1. This entire session should be dedicated to allowing groups to polish their scripts and rehearse the final versions several times from start to finish. (It is not necessary for students to memorize their parts, but they should be comfortable with the content.)
2. Check in with each group to see how they are doing and watch at least one run-through of their performance. Offer encouragement and suggestions for improvement as necessary. Remind students of the five-minute time limit for the skit and encourage them to track their performance time during rehearsal.

Session 5

1. Have each group present their skit to the class, allowing for a brief round of audience appreciation and commentary after each performance.

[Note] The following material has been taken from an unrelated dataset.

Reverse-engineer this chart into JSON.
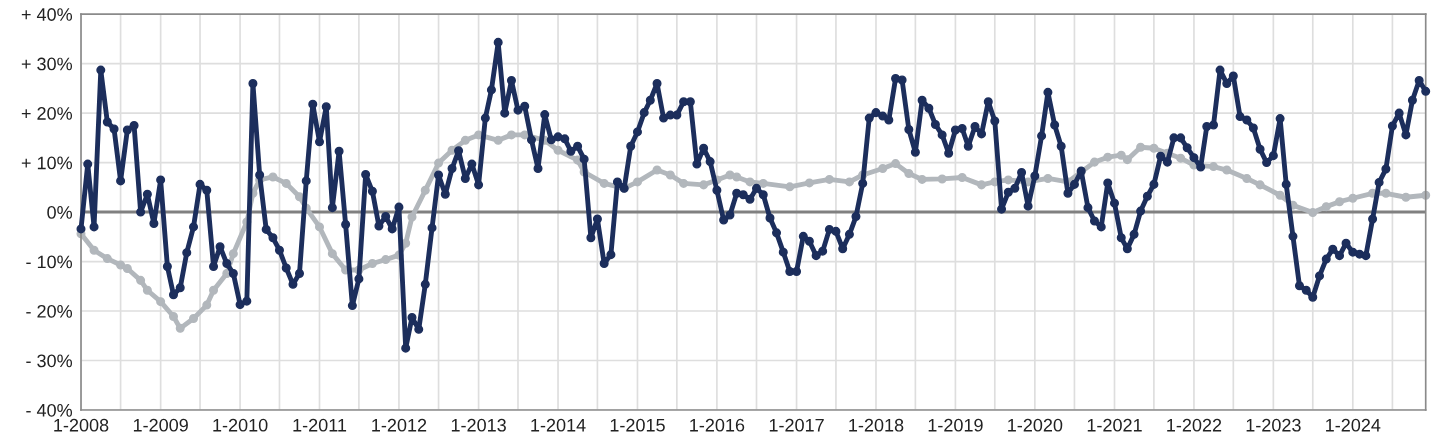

Have a volunteer time each skit with a stopwatch to keep everyone on schedule.
2. Distribute the History Detective: Skit Assessment sheets and have students assess their performance on the project using the scoring key at the bottom.
3. Conclude the lesson with a class discussion about the lesson experience, posing some or all of the following questions:
  • What did you learn from being history detectives using Shakespeare's Secret?
  • What was the most enjoyable thing about being history detectives?
  • What was the most surprising thing?
  • What conclusions, if any, have you reached about the Shakespeare authorship issue?
  • What contemporary news events-or events from your own life-remind you of the historical details used in the novel?
  • Now that you have read Shakespeare's Secret and investigated some of the facts from the story, what do you think about historical details being used in fiction? Does it enhance the story? Could it create confusion about what has happened in real life?

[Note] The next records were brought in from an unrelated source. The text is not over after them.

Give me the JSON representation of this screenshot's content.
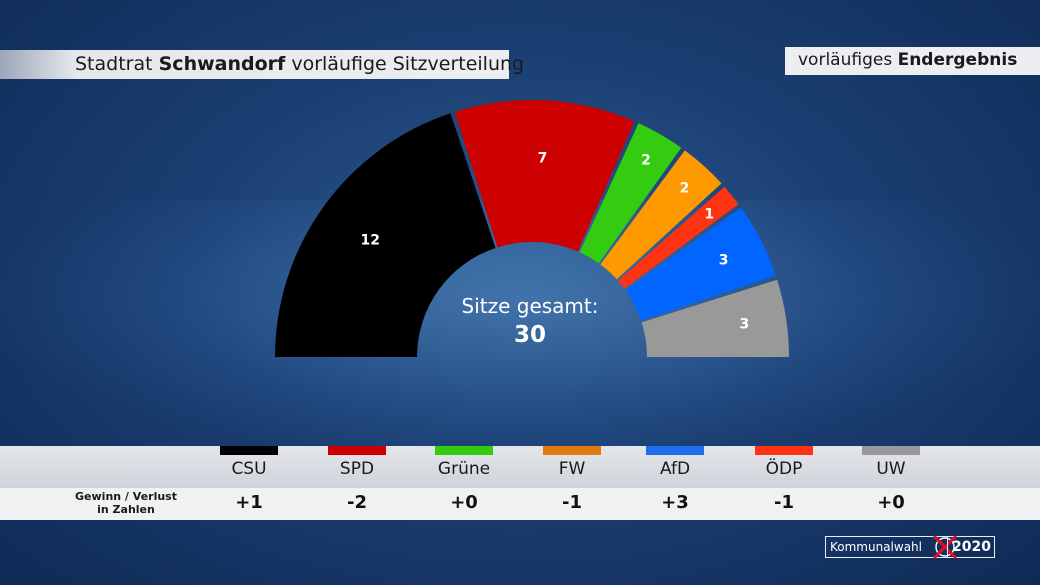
{
  "header": {
    "title_prefix": "Stadtrat",
    "title_city": "Schwandorf",
    "title_suffix": "vorläufige Sitzverteilung",
    "status_prefix": "vorläufiges",
    "status_bold": "Endergebnis"
  },
  "center": {
    "label": "Sitze gesamt:",
    "total": "30"
  },
  "change_caption": {
    "line1": "Gewinn / Verlust",
    "line2": "in Zahlen"
  },
  "badge": {
    "label": "Kommunalwahl",
    "year": "2020"
  },
  "colors": {
    "CSU": "#000000",
    "SPD": "#cc0000",
    "Grüne": "#33cc11",
    "FW": "#ff9900",
    "AfD": "#0066ff",
    "ÖDP": "#ff3311",
    "UW": "#999999"
  },
  "chart_data": {
    "type": "pie",
    "subtype": "semicircle-parliament",
    "categories": [
      "CSU",
      "SPD",
      "Grüne",
      "FW",
      "ÖDP",
      "AfD",
      "UW"
    ],
    "values": [
      12,
      7,
      2,
      2,
      1,
      3,
      3
    ],
    "colors": [
      "#000000",
      "#cc0000",
      "#33cc11",
      "#ff9900",
      "#ff3311",
      "#0066ff",
      "#999999"
    ],
    "total": 30
  },
  "legend": [
    {
      "party": "CSU",
      "color": "#000000",
      "swatch_color": "#000000",
      "change": "+1"
    },
    {
      "party": "SPD",
      "color": "#cc0000",
      "swatch_color": "#cc0000",
      "change": "-2"
    },
    {
      "party": "Grüne",
      "color": "#33cc11",
      "swatch_color": "#33cc11",
      "change": "+0"
    },
    {
      "party": "FW",
      "color": "#ff9900",
      "swatch_color": "#e07a10",
      "change": "-1"
    },
    {
      "party": "AfD",
      "color": "#0066ff",
      "swatch_color": "#1e6ff0",
      "change": "+3"
    },
    {
      "party": "ÖDP",
      "color": "#ff3311",
      "swatch_color": "#ff3311",
      "change": "-1"
    },
    {
      "party": "UW",
      "color": "#999999",
      "swatch_color": "#999999",
      "change": "+0"
    }
  ]
}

  • Challenge interested students to read Much Ado About Nothing. They can read it online using a public domain literature database such as Project Gutenberg. Encourage them to write and perform a skit that ties events or characters in the play to the Shakespeare-de Vere question they have been studying. Alternately, they can create a skit that compares the Beatrice and Hero characters in both the play and the novel Shakespeare's Secret.
  • Invite students to do additional research on the historical details found in Shakespeare's Secret. For example, instead of focusing on the authorship question, they can explore de Vere's relationships with Elizabeth I and Anne Boleyn. Have them use the ReadWriteThink Notetaker tool to organize their findings. Then encourage them to present what they have learned to the class in an interesting way.
  • Once students have studied some of the details of Shakespeare's life, challenge them to complete a crossword puzzle. Visit the online Crossword Puzzle tool and select Play One of Ours and the 9-12 tab. In the drop-down menu you will find a puzzle titled An Introduction to William Shakespeare. Students can solve the puzzle online or you can print it off and give them blank copies. For more information about the puzzle, see Playing Puzzles: A Guide for Teachers.

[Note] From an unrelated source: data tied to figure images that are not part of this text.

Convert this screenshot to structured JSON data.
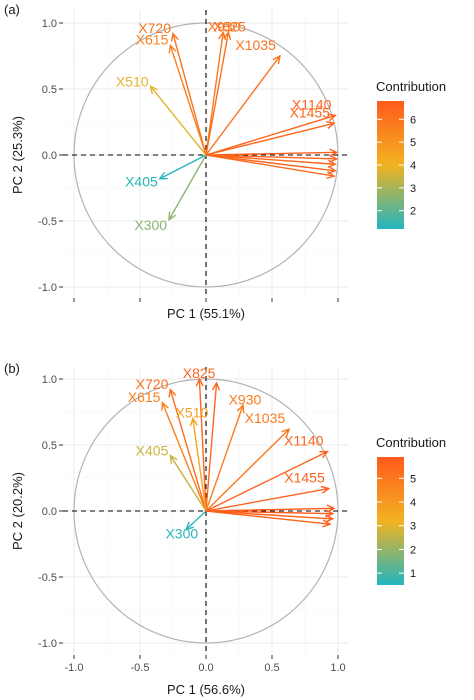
{
  "colors": {
    "low": "#22b5bf",
    "mid": "#f2b321",
    "high": "#ff5a1c",
    "circle": "#b3b3b3",
    "grid_major": "#ebebeb",
    "grid_minor": "#f5f5f5"
  },
  "chart_data": [
    {
      "type": "scatter",
      "subtype": "pca-variable-correlation-circle",
      "panel_label": "(a)",
      "xlabel": "PC 1 (55.1%)",
      "ylabel": "PC 2 (25.3%)",
      "xlim": [
        -1,
        1
      ],
      "ylim": [
        -1,
        1
      ],
      "x_ticks": [],
      "y_ticks": [
        "-1.0",
        "-0.5",
        "0.0",
        "0.5",
        "1.0"
      ],
      "grid": true,
      "legend": {
        "title": "Contribution",
        "placement": "right",
        "min": 1.2,
        "max": 6.8,
        "ticks": [
          2,
          3,
          4,
          5,
          6
        ]
      },
      "variables": [
        {
          "name": "X720",
          "x": -0.25,
          "y": 0.92,
          "contribution": 6.0
        },
        {
          "name": "X615",
          "x": -0.27,
          "y": 0.83,
          "contribution": 5.6
        },
        {
          "name": "X930",
          "x": 0.13,
          "y": 0.93,
          "contribution": 5.9
        },
        {
          "name": "X825",
          "x": 0.17,
          "y": 0.93,
          "contribution": 6.1
        },
        {
          "name": "X510",
          "x": -0.42,
          "y": 0.52,
          "contribution": 3.8
        },
        {
          "name": "X1035",
          "x": 0.56,
          "y": 0.75,
          "contribution": 6.0
        },
        {
          "name": "X1140",
          "x": 0.98,
          "y": 0.3,
          "contribution": 6.5
        },
        {
          "name": "X1455",
          "x": 0.97,
          "y": 0.24,
          "contribution": 6.4
        },
        {
          "name": "",
          "x": 0.99,
          "y": 0.02,
          "contribution": 6.5
        },
        {
          "name": "",
          "x": 0.99,
          "y": -0.03,
          "contribution": 6.5
        },
        {
          "name": "",
          "x": 0.98,
          "y": -0.07,
          "contribution": 6.4
        },
        {
          "name": "",
          "x": 0.98,
          "y": -0.12,
          "contribution": 6.4
        },
        {
          "name": "",
          "x": 0.97,
          "y": -0.16,
          "contribution": 6.3
        },
        {
          "name": "X405",
          "x": -0.35,
          "y": -0.18,
          "contribution": 1.3
        },
        {
          "name": "X300",
          "x": -0.28,
          "y": -0.49,
          "contribution": 2.6
        }
      ]
    },
    {
      "type": "scatter",
      "subtype": "pca-variable-correlation-circle",
      "panel_label": "(b)",
      "xlabel": "PC 1 (56.6%)",
      "ylabel": "PC 2 (20.2%)",
      "xlim": [
        -1,
        1
      ],
      "ylim": [
        -1,
        1
      ],
      "x_ticks": [
        "-1.0",
        "-0.5",
        "0.0",
        "0.5",
        "1.0"
      ],
      "y_ticks": [
        "-1.0",
        "-0.5",
        "0.0",
        "0.5",
        "1.0"
      ],
      "grid": true,
      "legend": {
        "title": "Contribution",
        "placement": "right",
        "min": 0.5,
        "max": 5.9,
        "ticks": [
          1,
          2,
          3,
          4,
          5
        ]
      },
      "variables": [
        {
          "name": "X720",
          "x": -0.27,
          "y": 0.92,
          "contribution": 5.3
        },
        {
          "name": "X615",
          "x": -0.33,
          "y": 0.82,
          "contribution": 4.8
        },
        {
          "name": "X825",
          "x": -0.05,
          "y": 1.0,
          "contribution": 5.6
        },
        {
          "name": "",
          "x": 0.08,
          "y": 0.97,
          "contribution": 5.5
        },
        {
          "name": "X510",
          "x": -0.1,
          "y": 0.7,
          "contribution": 3.7
        },
        {
          "name": "X405",
          "x": -0.27,
          "y": 0.42,
          "contribution": 2.7
        },
        {
          "name": "X930",
          "x": 0.28,
          "y": 0.8,
          "contribution": 4.9
        },
        {
          "name": "X1035",
          "x": 0.63,
          "y": 0.62,
          "contribution": 5.0
        },
        {
          "name": "X1140",
          "x": 0.92,
          "y": 0.45,
          "contribution": 5.6
        },
        {
          "name": "X1455",
          "x": 0.93,
          "y": 0.17,
          "contribution": 5.7
        },
        {
          "name": "",
          "x": 0.97,
          "y": 0.02,
          "contribution": 5.8
        },
        {
          "name": "",
          "x": 0.96,
          "y": -0.02,
          "contribution": 5.8
        },
        {
          "name": "",
          "x": 0.96,
          "y": -0.06,
          "contribution": 5.7
        },
        {
          "name": "",
          "x": 0.94,
          "y": -0.1,
          "contribution": 5.7
        },
        {
          "name": "X300",
          "x": -0.15,
          "y": -0.14,
          "contribution": 0.6
        }
      ]
    }
  ]
}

Student Assessment / Reflections

  • Observe students during class discussions and while working on their online research and skits to ensure that they understand the assignments and are keeping pace with the individual tasks. Provide any additional guidance as needed.
  • Review the completed History Detective Notetaker: Checklist and Reflections sheets to ensure that students made effective use of the ReadWriteThink Notetaker tool.
  • Review the completed History Detective: Skit Assessment sheets and add your own scoring of each student’s performance to provide feedback on the quality of his or her work on the skit project.
  • Conduct the final class discussion in Session 5 to synthesize what students have learned, draw connections to current events or their own lives, and reflect on their final conclusions.
We're trying to use this lesson plan for a combined History & English project-based project.

The title suggests History. Could you tell me which cc History/Social Studies standards it covers?
We're trying to use this lesson plan for a combined History & English project-based project.

The title suggests History. Could you tell me which cc History/Social Studies standards it covers?
We're trying to use this lesson plan for a combined History & English project-based project.

The title suggests History. Could you tell me which cc History/Social Studies standards it covers?